Whether its fighting the post Christmas bulge or a resolution to get more active, New Year is commonly associated with getting fit. Unfortunately the pressure and stress some people put on there bodies while making this drastic change can cause more pain than just “feeling the burn”. One of the most common conditions which can appear as a result of trying to get fit is plantar fasciitis or heel pain.
The plantar fascia is a tough band of tissue which gives the arch of the foot its shape. This tissue runs from the heel to the balls of the foot and allows shock absorption. If, for any reason extra stress is placed upon the plantar fascia it can become painful and swollen with small micro tears developing.
As everyone is different, your foot position and height of arch depend on your biomechanical make up (the bodies structure and function) and how you walk therefore leaving some more of us susceptible to foot pain than others. Those with excessive movement, very low or unusually high arches are usually more at risk. As the level of exercise increases so do the demands on the fascia causing pain either during exercise or the next morning after rest.

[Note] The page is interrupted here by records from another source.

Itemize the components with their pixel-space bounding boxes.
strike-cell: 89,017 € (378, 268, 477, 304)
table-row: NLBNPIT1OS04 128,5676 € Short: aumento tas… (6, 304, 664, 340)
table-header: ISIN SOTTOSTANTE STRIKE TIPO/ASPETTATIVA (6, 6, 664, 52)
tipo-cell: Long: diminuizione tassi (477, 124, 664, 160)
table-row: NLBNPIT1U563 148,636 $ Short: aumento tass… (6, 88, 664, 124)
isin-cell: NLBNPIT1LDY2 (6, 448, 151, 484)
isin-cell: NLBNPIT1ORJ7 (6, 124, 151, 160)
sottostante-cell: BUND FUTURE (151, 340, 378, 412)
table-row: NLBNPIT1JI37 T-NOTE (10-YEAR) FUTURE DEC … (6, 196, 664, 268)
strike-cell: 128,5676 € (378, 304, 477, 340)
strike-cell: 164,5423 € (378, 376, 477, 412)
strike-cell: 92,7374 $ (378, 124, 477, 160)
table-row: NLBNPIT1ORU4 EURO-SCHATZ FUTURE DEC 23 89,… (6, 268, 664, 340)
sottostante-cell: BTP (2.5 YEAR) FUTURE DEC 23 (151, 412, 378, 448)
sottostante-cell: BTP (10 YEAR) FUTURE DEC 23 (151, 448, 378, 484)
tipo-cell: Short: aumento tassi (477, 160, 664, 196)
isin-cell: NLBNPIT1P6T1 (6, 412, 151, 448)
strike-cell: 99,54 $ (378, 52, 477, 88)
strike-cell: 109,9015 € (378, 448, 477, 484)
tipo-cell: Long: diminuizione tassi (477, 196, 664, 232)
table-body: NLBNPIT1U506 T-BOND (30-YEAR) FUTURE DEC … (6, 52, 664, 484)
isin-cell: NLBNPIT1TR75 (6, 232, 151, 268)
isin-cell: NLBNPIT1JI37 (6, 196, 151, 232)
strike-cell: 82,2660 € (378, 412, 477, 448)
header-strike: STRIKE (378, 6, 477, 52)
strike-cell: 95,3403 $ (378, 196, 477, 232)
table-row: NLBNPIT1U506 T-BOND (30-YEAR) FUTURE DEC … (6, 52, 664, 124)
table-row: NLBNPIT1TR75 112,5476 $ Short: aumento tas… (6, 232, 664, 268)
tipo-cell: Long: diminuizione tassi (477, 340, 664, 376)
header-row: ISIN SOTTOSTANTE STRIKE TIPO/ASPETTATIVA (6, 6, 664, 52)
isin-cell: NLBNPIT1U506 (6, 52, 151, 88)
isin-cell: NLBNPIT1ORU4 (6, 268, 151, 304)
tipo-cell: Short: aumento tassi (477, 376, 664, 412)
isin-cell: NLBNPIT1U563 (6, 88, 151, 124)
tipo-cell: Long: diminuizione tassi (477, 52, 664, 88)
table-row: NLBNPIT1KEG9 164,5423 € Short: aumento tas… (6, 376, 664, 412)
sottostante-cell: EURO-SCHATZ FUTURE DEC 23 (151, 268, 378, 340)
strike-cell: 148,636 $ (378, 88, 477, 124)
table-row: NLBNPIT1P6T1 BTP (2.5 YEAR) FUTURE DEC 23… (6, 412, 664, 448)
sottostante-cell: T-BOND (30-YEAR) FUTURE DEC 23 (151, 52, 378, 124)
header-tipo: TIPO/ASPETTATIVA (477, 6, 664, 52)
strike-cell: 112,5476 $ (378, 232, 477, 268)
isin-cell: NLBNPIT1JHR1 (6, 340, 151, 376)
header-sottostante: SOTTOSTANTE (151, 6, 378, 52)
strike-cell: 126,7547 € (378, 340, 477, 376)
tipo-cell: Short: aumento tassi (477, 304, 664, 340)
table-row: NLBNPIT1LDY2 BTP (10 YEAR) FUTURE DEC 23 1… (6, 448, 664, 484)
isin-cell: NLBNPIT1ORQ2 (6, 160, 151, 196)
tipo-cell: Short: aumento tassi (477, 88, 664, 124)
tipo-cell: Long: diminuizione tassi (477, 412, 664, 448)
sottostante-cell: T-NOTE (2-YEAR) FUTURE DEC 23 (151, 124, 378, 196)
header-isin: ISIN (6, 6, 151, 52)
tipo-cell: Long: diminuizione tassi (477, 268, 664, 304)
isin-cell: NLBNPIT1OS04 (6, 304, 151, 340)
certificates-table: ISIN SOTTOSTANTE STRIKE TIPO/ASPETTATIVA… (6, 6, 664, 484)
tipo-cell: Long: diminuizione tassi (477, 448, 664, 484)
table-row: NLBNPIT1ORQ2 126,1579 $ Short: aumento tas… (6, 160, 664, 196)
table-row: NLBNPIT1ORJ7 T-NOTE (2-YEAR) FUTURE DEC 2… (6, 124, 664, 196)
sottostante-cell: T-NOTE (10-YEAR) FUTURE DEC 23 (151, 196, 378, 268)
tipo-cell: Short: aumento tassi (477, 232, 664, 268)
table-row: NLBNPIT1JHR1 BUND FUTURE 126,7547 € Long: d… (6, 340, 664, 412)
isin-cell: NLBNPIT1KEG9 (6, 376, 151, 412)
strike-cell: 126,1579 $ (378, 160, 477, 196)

Plantar fasciitis is the term given to when the plantar fascia is inflamed. As well as taking up a new form of exercise and your foot posture it can also be caused by:
• Being over weight
• Change in footwear or lack of support in footwear
• Uneven leg lengths causing one to be longer than the other
• Long periods on feet
Typical symptoms of plantar fasciitis include:
• Pain in heels or arch first thing in morning or after rest
• In some cases pain will wear off and lessen after walking.

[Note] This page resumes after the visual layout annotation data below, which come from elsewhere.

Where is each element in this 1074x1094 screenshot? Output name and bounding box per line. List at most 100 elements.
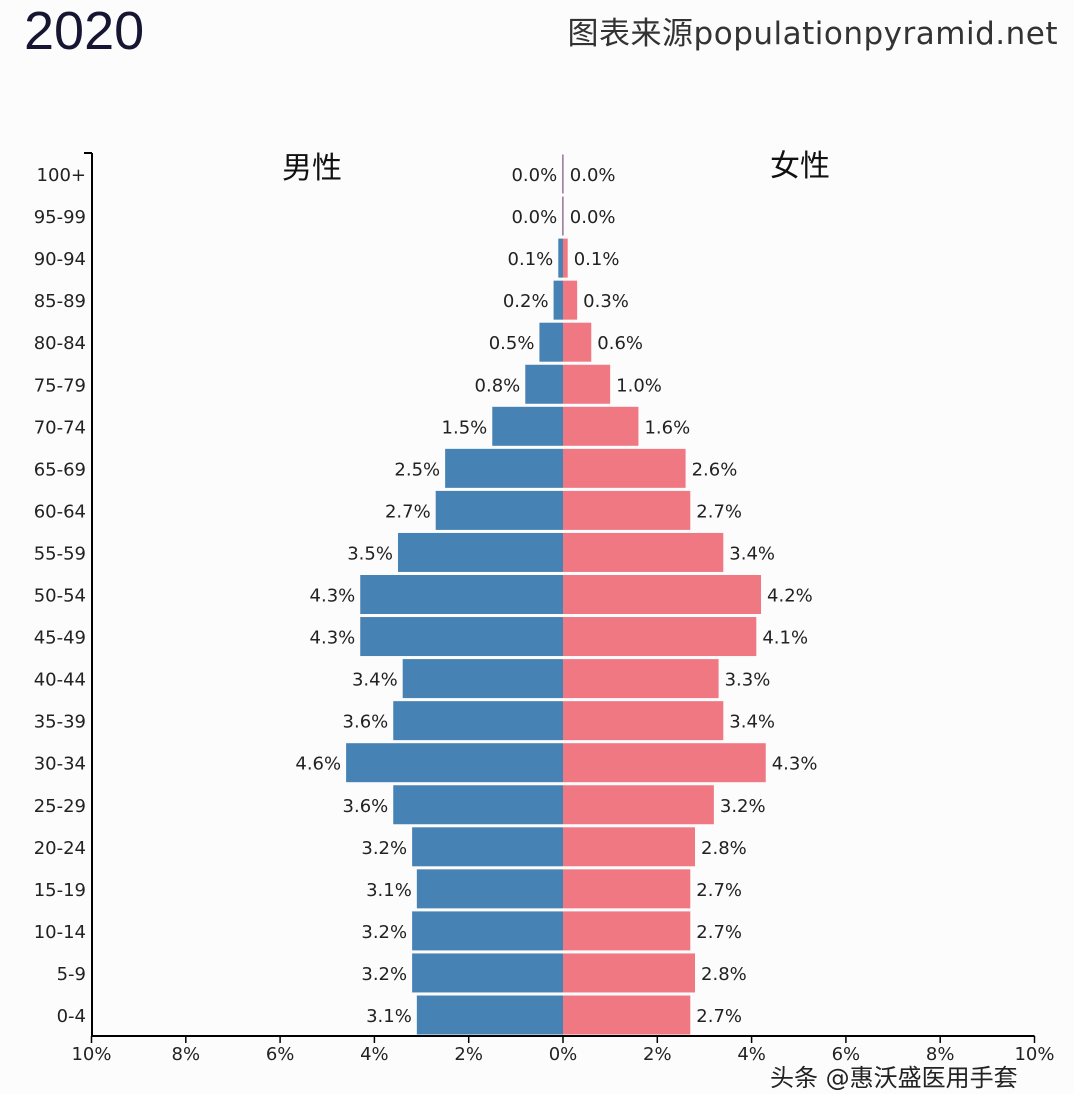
x-tick-label: 4% [360,1044,389,1065]
bar-female [563,575,762,614]
data-label-male: 0.0% [511,165,557,186]
data-label-female: 1.6% [644,417,690,438]
bar-female [563,995,691,1035]
bar-female [563,154,564,194]
y-tick-label: 85-89 [34,291,86,312]
y-tick-label: 5-9 [57,964,86,985]
chart-title-year: 2020 [24,1,145,61]
bar-female [563,406,639,446]
bar-male [492,406,563,446]
y-tick-label: 60-64 [34,501,86,522]
data-label-female: 3.4% [729,712,775,733]
data-label-male: 3.1% [366,1006,412,1027]
bar-female [563,827,696,867]
bar-female [563,911,691,951]
data-label-female: 3.2% [720,796,766,817]
x-tick-label: 8% [926,1044,955,1065]
y-tick-label: 70-74 [34,417,86,438]
series-label-female: 女性 [770,149,830,184]
bar-female [563,743,766,783]
series-label-male: 男性 [282,151,342,186]
y-tick-label: 50-54 [34,586,86,607]
bar-male [539,322,563,362]
data-label-male: 4.3% [310,586,356,607]
data-label-male: 2.7% [385,501,431,522]
bar-male [346,743,563,783]
y-tick-label: 95-99 [34,207,86,228]
y-tick-label: 75-79 [34,375,86,396]
bar-male [360,617,563,657]
data-label-female: 3.3% [725,670,771,691]
x-tick-label: 2% [643,1044,672,1065]
y-tick-label: 100+ [37,165,86,186]
data-label-male: 3.4% [352,670,398,691]
y-tick-label: 25-29 [34,796,86,817]
bar-female [563,869,691,909]
bar-female [563,322,592,362]
x-tick-label: 4% [737,1044,766,1065]
y-tick-label: 35-39 [34,712,86,733]
data-label-female: 2.8% [701,838,747,859]
data-label-female: 1.0% [616,375,662,396]
source-label: 图表来源populationpyramid.net [567,16,1058,52]
bar-female [563,701,724,741]
y-tick-label: 65-69 [34,459,86,480]
watermark: 头条 @惠沃盛医用手套 [770,1064,1018,1092]
data-label-female: 0.6% [597,333,643,354]
data-label-male: 0.8% [475,375,521,396]
x-tick-label: 6% [266,1044,295,1065]
x-tick-label: 8% [172,1044,201,1065]
y-tick-label: 15-19 [34,880,86,901]
data-label-female: 2.6% [692,459,738,480]
bar-female [563,532,724,572]
data-label-male: 2.5% [394,459,440,480]
data-label-male: 3.1% [366,880,412,901]
bar-male [412,911,563,951]
x-tick-label: 10% [71,1044,111,1065]
data-label-female: 3.4% [729,543,775,564]
bar-male [412,953,563,993]
data-label-female: 0.3% [583,291,629,312]
data-label-male: 0.1% [508,249,554,270]
bar-female [563,448,686,488]
bar-male [397,532,563,572]
data-label-female: 2.8% [701,964,747,985]
bar-female [563,953,696,993]
bar-male [416,869,563,909]
data-label-female: 2.7% [696,880,742,901]
bar-male [525,364,563,404]
data-label-male: 0.2% [503,291,549,312]
bar-male [416,995,563,1035]
bar-female [563,785,714,825]
y-tick-label: 40-44 [34,670,86,691]
bar-female [563,659,719,699]
bar-female [563,364,611,404]
x-tick-label: 6% [832,1044,861,1065]
y-tick-label: 30-34 [34,754,86,775]
bar-female [563,238,568,278]
data-label-female: 0.1% [574,249,620,270]
data-label-female: 4.3% [772,754,818,775]
data-label-female: 4.2% [767,586,813,607]
bar-male [402,659,563,699]
bar-male [393,701,563,741]
y-tick-label: 10-14 [34,922,86,943]
x-tick-label: 10% [1014,1044,1054,1065]
y-tick-label: 45-49 [34,628,86,649]
bar-male [412,827,563,867]
data-label-male: 0.0% [511,207,557,228]
y-tick-label: 0-4 [57,1006,86,1027]
data-label-female: 2.7% [696,1006,742,1027]
y-tick-label: 20-24 [34,838,86,859]
bar-male [445,448,563,488]
y-tick-label: 80-84 [34,333,86,354]
data-label-male: 3.5% [347,543,393,564]
bar-male [562,154,563,194]
data-label-female: 0.0% [570,165,616,186]
bar-female [563,280,578,320]
data-label-male: 4.6% [295,754,341,775]
data-label-male: 3.6% [343,712,389,733]
data-label-female: 2.7% [696,501,742,522]
data-label-male: 3.2% [361,838,407,859]
bar-female [563,196,564,236]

• Warm or swollen heel or arch
• Can affect one or both feet
• Can gradually get worse
Although in mild cases stretching exercises and a change to more supportive footwear can help to resolve, usually an appointment to assess the foot posture, general stance and walking of the patient is required to determine the reason for developing the pain and how best to treat. During this biomechanical assessment, your podiatrist would assess your joint movement and position, your standing position and your walking to ascertain the best treatment for you. In most cases an insole, called an orthotic, can be used to control movement and prevent excessive stress on the tissues and structures.
How can I prevent myself developing plantar fasciitis?
If you are taking up a new sport or exercise regime and worry you could be susceptible, firstly start by ensuring you have the right footwear for the job. With more and more choices in sports footwear it is understandable to be confused as to what you should be wearing. Specialised sports shops are there to advise you and point you in the right direction. Also build up your exercise gradually. Too much too soon will cause injuries and may prevent you being able to carry on. Have your feet assessed by a podiatrist. If they are concerned they will advise you to have a full biomechanics to determine any problems.